My name is Richelle Rueda. I am the most recent addition to the team here. While I am new to the studio, I have spent a number of years as a freelance 2D artist and illustrator under the pen name FireCatRich. I have a background in fine art but my love of video games has drawn me to studio life. A serendipitous meeting led me to SHG Studios and landed me in the growing browser game team.
While the core gameplay for Spy Battle has not been altered there have been some radical visual changes to bring it more in line with the visual goals set by SHG’s other browser game, Star Pirates. The first major question that arose focused on a primary workflow of the game. 2D or not 2D? While the game is entirely 2D, the majority if not all of the images were produced using 3D models. While the models have served well in the past, Spy Battle’s new look was aiming higher.
My on boarding was a combination of familiarizing myself with the current state of the browser games, finding the of goals for these projects, and getting down to business making an ever growing stack of icons, UI elements, backgrounds, and characters illustrations. This process started in earnest in early December and is currently ongoing.
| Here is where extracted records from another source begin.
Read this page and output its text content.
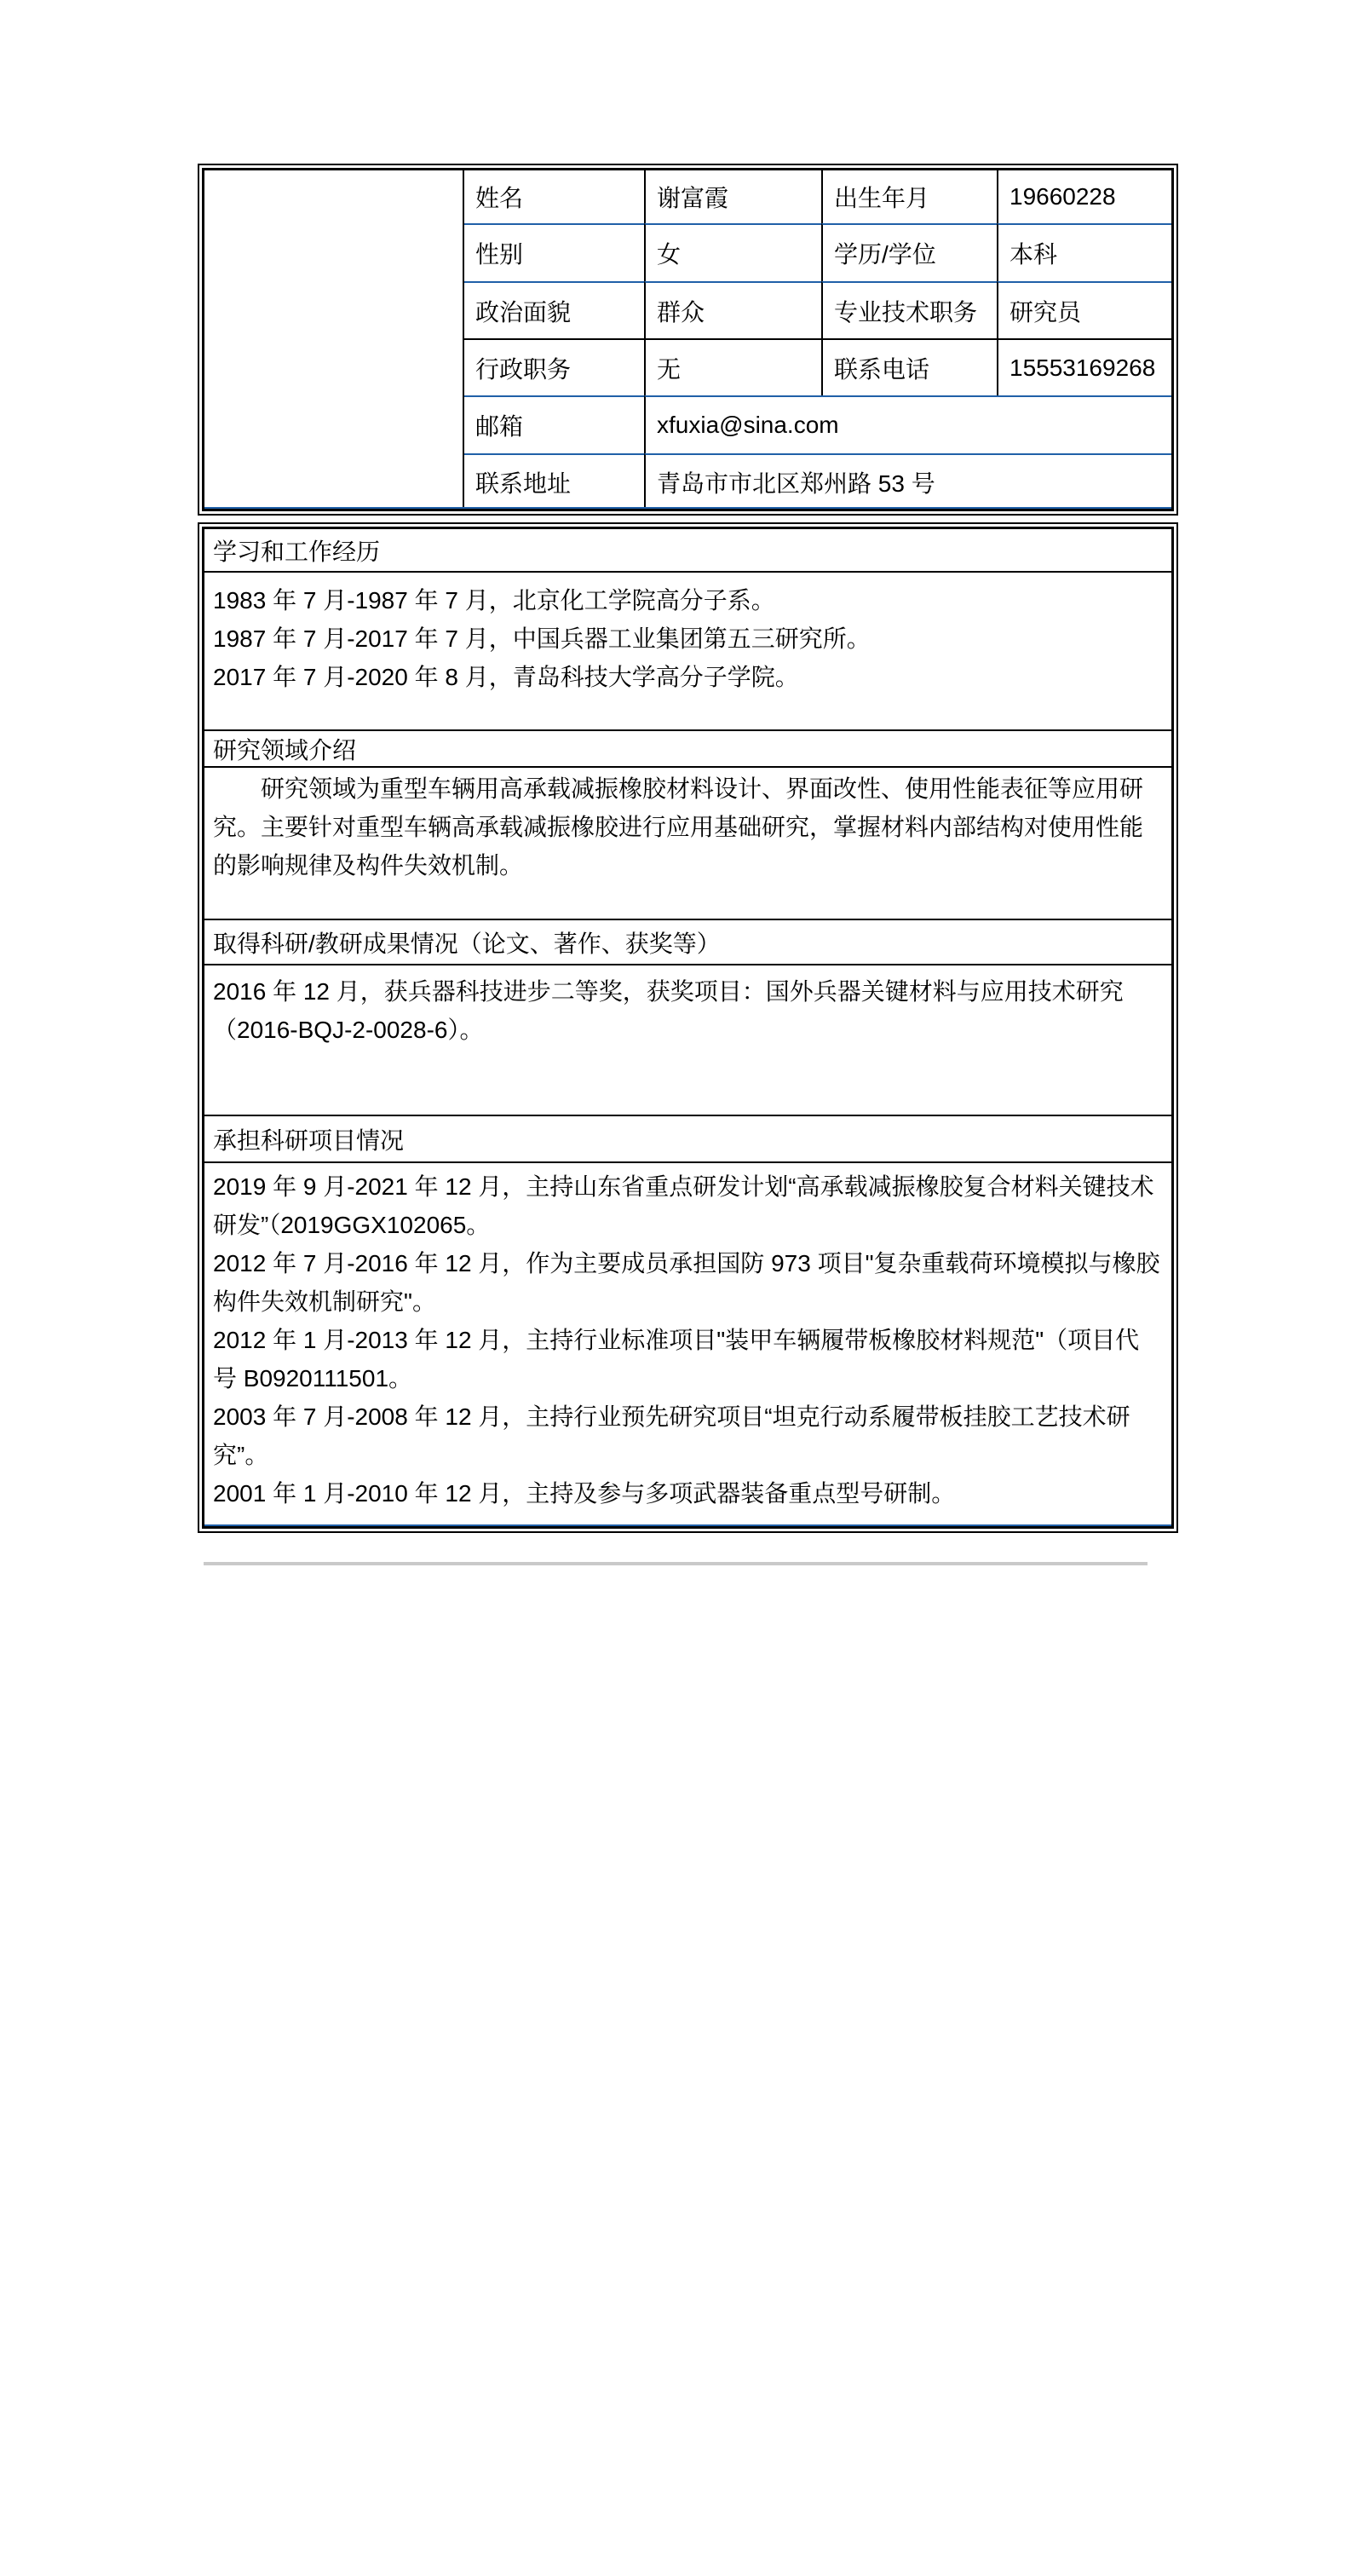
姓名	谢富霞	出生年月	19660228
性别	女	学历/学位	本科
政治面貌	群众	专业技术职务	研究员
行政职务	无	联系电话	15553169268
邮箱	xfuxia@sina.com
联系地址	青岛市市北区郑州路 53 号
学习和工作经历

1983 年 7 月-1987 年 7 月，北京化工学院高分子系。

1987 年 7 月-2017 年 7 月，中国兵器工业集团第五三研究所。

2017 年 7 月-2020 年 8 月，青岛科技大学高分子学院。

研究领域介绍

研究领域为重型车辆用高承载减振橡胶材料设计、界面改性、使用性能表征等应用研究。主要针对重型车辆高承载减振橡胶进行应用基础研究，掌握材料内部结构对使用性能的影响规律及构件失效机制。

取得科研/教研成果情况（论文、著作、获奖等）

2016 年 12 月，获兵器科技进步二等奖，获奖项目：国外兵器关键材料与应用技术研究（2016-BQJ-2-0028-6）。

承担科研项目情况

2019 年 9 月-2021 年 12 月，主持山东省重点研发计划“高承载减振橡胶复合材料关键技术研发”（2019GGX102065。

2012 年 7 月-2016 年 12 月，作为主要成员承担国防 973 项目"复杂重载荷环境模拟与橡胶构件失效机制研究"。

2012 年 1 月-2013 年 12 月，主持行业标准项目"装甲车辆履带板橡胶材料规范"（项目代号 B0920111501。

2003 年 7 月-2008 年 12 月，主持行业预先研究项目“坦克行动系履带板挂胶工艺技术研究”。

2001 年 1 月-2010 年 12 月，主持及参与多项武器装备重点型号研制。
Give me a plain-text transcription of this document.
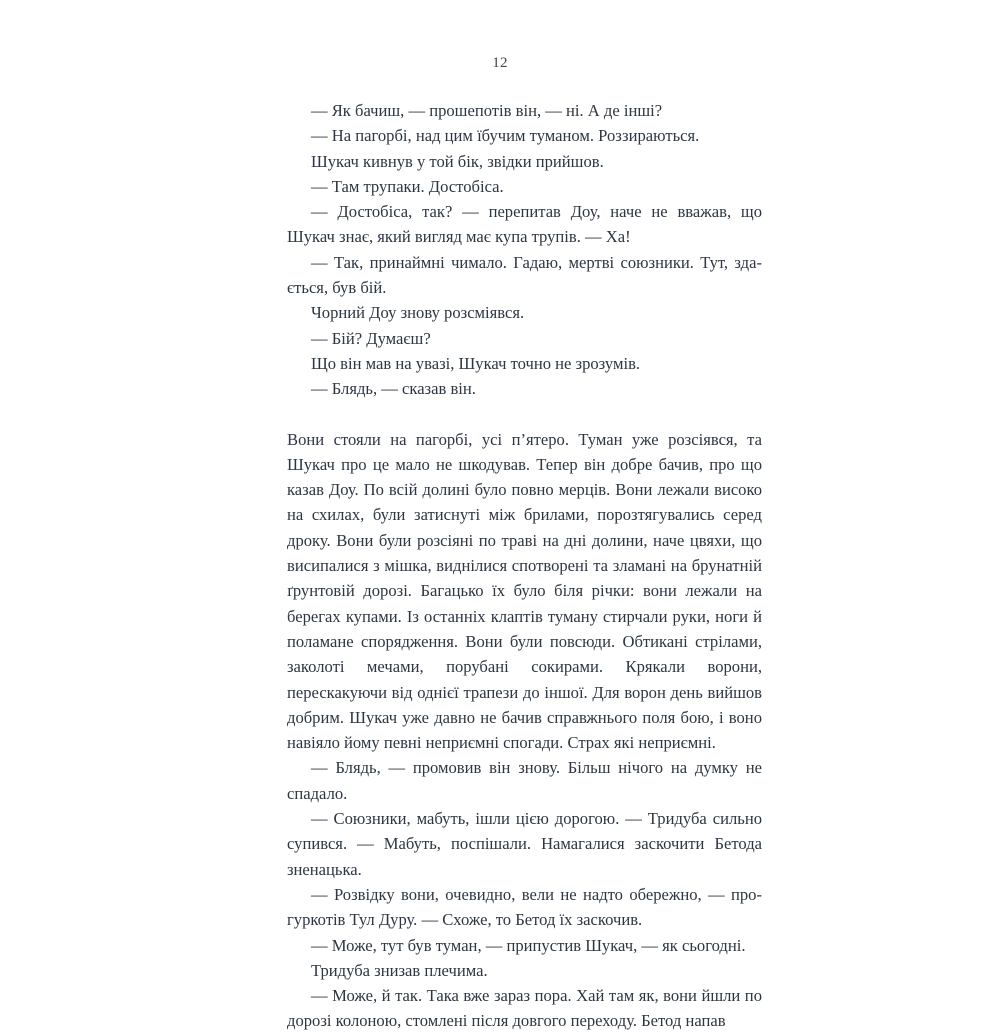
12

— Як бачиш, — прошепотів він, — ні. А де інші?

— На пагорбі, над цим їбучим туманом. Роззираються.

Шукач кивнув у той бік, звідки прийшов.

— Там трупаки. Достобіса.

— Достобіса, так? — перепитав Доу, наче не вважав, що Шукач знає, який вигляд має купа трупів. — Ха!

— Так, принаймні чимало. Гадаю, мертві союзники. Тут, здається, був бій.

Чорний Доу знову розсміявся.

— Бій? Думаєш?

Що він мав на увазі, Шукач точно не зрозумів.

— Блядь, — сказав він.

Вони стояли на пагорбі, усі п’ятеро. Туман уже розсіявся, та Шукач про це мало не шкодував. Тепер він добре бачив, про що казав Доу. По всій долині було повно мерців. Вони лежали високо на схилах, були затиснуті між брилами, порозтягувались серед дроку. Вони були розсіяні по траві на дні долини, наче цвяхи, що висипалися з мішка, виднілися спотворені та зламані на брунатній ґрунтовій дорозі. Багацько їх було біля річки: вони лежали на берегах купами. Із останніх клаптів туману стирчали руки, ноги й поламане спорядження. Вони були повсюди. Обтикані стрілами, заколоті мечами, порубані сокирами. Крякали ворони, перескакуючи від однієї трапези до іншої. Для ворон день вийшов добрим. Шукач уже давно не бачив справжнього поля бою, і воно навіяло йому певні неприємні спогади. Страх які неприємні.

— Блядь, — промовив він знову. Більш нічого на думку не спадало.

— Союзники, мабуть, ішли цією дорогою. — Тридуба сильно супився. — Мабуть, поспішали. Намагалися заскочити Бетода зненацька.

— Розвідку вони, очевидно, вели не надто обережно, — прогуркотів Тул Дуру. — Схоже, то Бетод їх заскочив.

— Може, тут був туман, — припустив Шукач, — як сьогодні.

Тридуба знизав плечима.

— Може, й так. Така вже зараз пора. Хай там як, вони йшли по дорозі колоною, стомлені після довгого переходу. Бетод напав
Spy Battle has a rich lore and a long player history but the game up to this point has left much of its world in words. There was opportunity abound for robots, cyborgs, humans, monsters, and everything in between. One of the first on the list of required characters was a new look for an AI robot. Ideally it was something that an individual could have and a spy would often want something that was rather innocuous, at least in appearance. Out of a dozen or so sketches rose the soda-can robot. Long stork-like legs and a little can body would be the new greeter for players. Much like Spy Battle the game, the little can looks to have history with his little dents and rusted patches but there is a shiny glow within.